Il se pencha vers la ruelle, et acheva sa bouteille d’eau-de-vie : puis se retournant, il fut pris d’une atroce douleur et laissa échapper un cri.

— J’ai le cœur enfoncé, dit-il, luttant avec énergie contre son mal. Il pourrait bien se faire que je n’en revinsse pas. Et si j’allais ne plus pouvoir retourner à ma maison ? qu’est-ce que tout ça deviendrait ? Et mon pauvre cochon, qu’est-ce qui en prendrait soin ? Il est habitué à se nourrir du pain qu’on me donne et que je lui porte toutes les semaines. Il y a bien par là une petite voisine qui le mène aux champs. La coquette ! elle me fait les yeux doux, elle espère hériter de moi. Mais il n’en sera rien : voilà mon héritier !

Et Cadoche étendit la main vers Grand-Louis d’un air solennel.

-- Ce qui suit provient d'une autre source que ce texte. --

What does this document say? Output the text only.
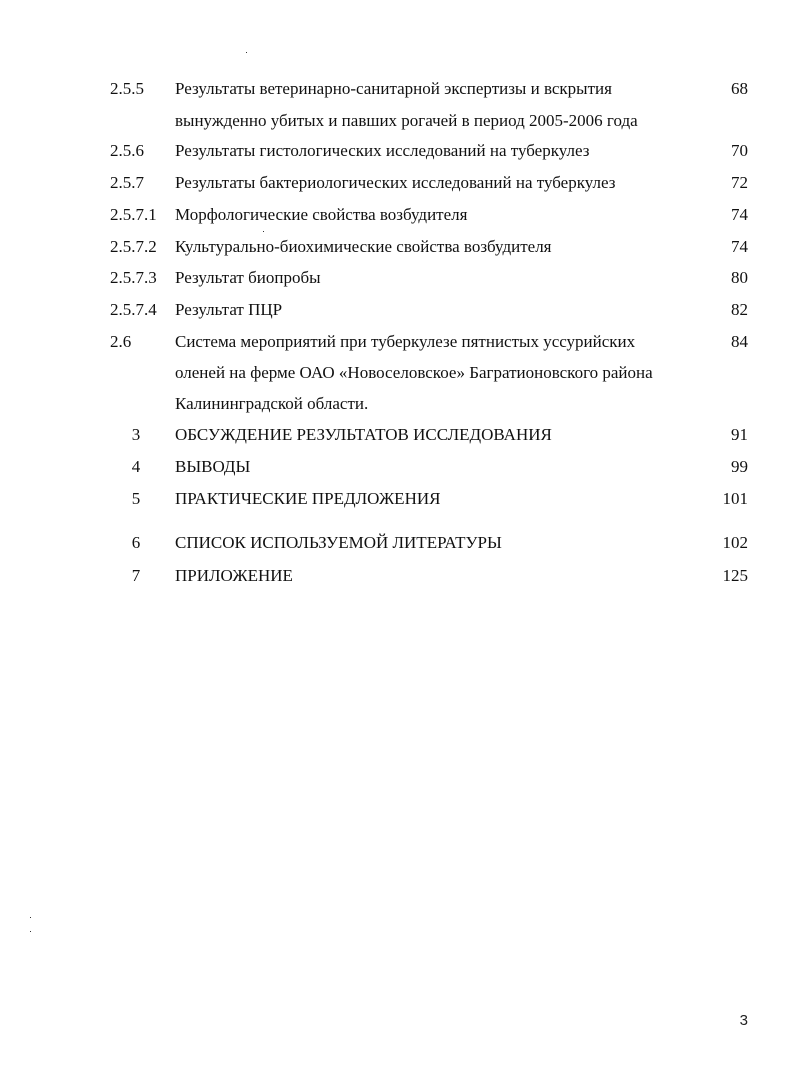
2.5.5 Результаты ветеринарно-санитарной экспертизы и вскрытия	68
вынужденно убитых и павших рогачей в период 2005-2006 года
2.5.6 Результаты гистологических исследований на туберкулез	70
2.5.7 Результаты бактериологических исследований на туберкулез	72
2.5.7.1 Морфологические свойства возбудителя	74
2.5.7.2 Культурально-биохимические свойства возбудителя	74
2.5.7.3 Результат биопробы	80
2.5.7.4 Результат ПЦР	82
2.6	Система мероприятий при туберкулезе пятнистых уссурийских	84
оленей на ферме ОАО «Новоселовское» Багратионовского района
Калининградской области.
3 ОБСУЖДЕНИЕ РЕЗУЛЬТАТОВ ИССЛЕДОВАНИЯ	91
4 ВЫВОДЫ	99
5 ПРАКТИЧЕСКИЕ ПРЕДЛОЖЕНИЯ	101
6 СПИСОК ИСПОЛЬЗУЕМОЙ ЛИТЕРАТУРЫ	102
7 ПРИЛОЖЕНИЕ	125
3
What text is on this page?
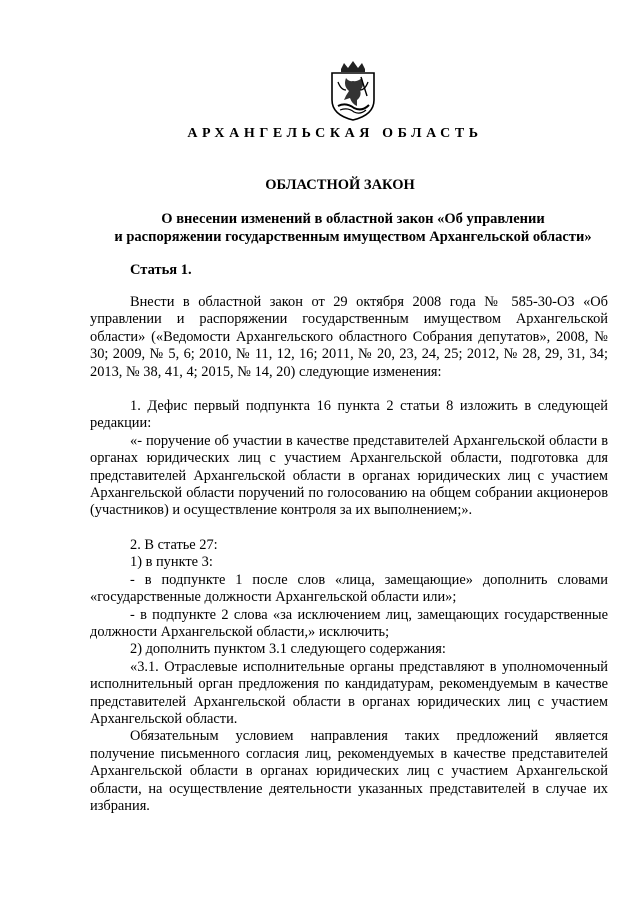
АРХАНГЕЛЬСКАЯ ОБЛАСТЬ
ОБЛАСТНОЙ ЗАКОН
О внесении изменений в областной закон «Об управлении
и распоряжении государственным имуществом Архангельской области»
Статья 1.

Внести в областной закон от 29 октября 2008 года № 585-30-ОЗ «Об управлении и распоряжении государственным имуществом Архангельской области» («Ведомости Архангельского областного Собрания депутатов», 2008, № 30; 2009, № 5, 6; 2010, № 11, 12, 16; 2011, № 20, 23, 24, 25; 2012, № 28, 29, 31, 34; 2013, № 38, 41, 4; 2015, № 14, 20) следующие изменения:

1. Дефис первый подпункта 16 пункта 2 статьи 8 изложить в следующей редакции:

«- поручение об участии в качестве представителей Архангельской области в органах юридических лиц с участием Архангельской области, подготовка для представителей Архангельской области в органах юридических лиц с участием Архангельской области поручений по голосованию на общем собрании акционеров (участников) и осуществление контроля за их выполнением;».

2. В статье 27:

1) в пункте 3:

- в подпункте 1 после слов «лица, замещающие» дополнить словами «государственные должности Архангельской области или»;

- в подпункте 2 слова «за исключением лиц, замещающих государственные должности Архангельской области,» исключить;

2) дополнить пунктом 3.1 следующего содержания:

«3.1. Отраслевые исполнительные органы представляют в уполномоченный исполнительный орган предложения по кандидатурам, рекомендуемым в качестве представителей Архангельской области в органах юридических лиц с участием Архангельской области.

Обязательным условием направления таких предложений является получение письменного согласия лиц, рекомендуемых в качестве представителей Архангельской области в органах юридических лиц с участием Архангельской области, на осуществление деятельности указанных представителей в случае их избрания.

— Il a toujours été meilleur pour moi que tous les autres. C’est le seul qui m’ait traité comme je le mérite ; qui m’ait fait coucher dans un lit, qui m’ait donné du vin, du tabac, du brandevin et de la viande, au lieu de leurs croûtons de pain auxquels je n’ai jamais touché ! J’ai toujours pratiqué une vertu, moi : la reconnaissance ! j’ai toujours aimé le Grand-Louis et le bon Dieu, parce qu’ils m’ont fait du bien. Or donc, je veux faire mon testament en sa faveur, comme je le lui ai toujours promis. Meunière, croyez-vous que je sois assez malade pour qu’il soit temps de tester ?

— Non, non ! mon pauvre homme ! dit la meunière, qui, dans sa candeur angélique, avait pris le récit du mendiant pour une sorte de rêve. Ne testez pas ; on dit que ça porte malheur et que ça fait mourir.

— Au contraire, dit M. Tailland ; ça fait du bien ; ça soulage. Ça ferait revenir un mort.

— En ce cas, notaire, dit le mendiant, je veux essayer de ce remède-là. J’aime ce que je possède, et j’ai besoin de savoir que ça passera en bonnes mains, et non pas dans celles des petites drôlesses qui me font la cour, et qui n’auront de moi que le bouquet et le ruban de mon chapeau pour se faire belles le dimanche. Notaire, prenez votre plume et griffonnez-moi ça en bons termes et sans rien omettre.

« Je donne et lègue à mon ami Grand-Louis d’Angibault, tout ce que je possède, ma maison située à Jeu-les-Bois, mon petit carré de pommes de terre, mon cochon, mon cheval !…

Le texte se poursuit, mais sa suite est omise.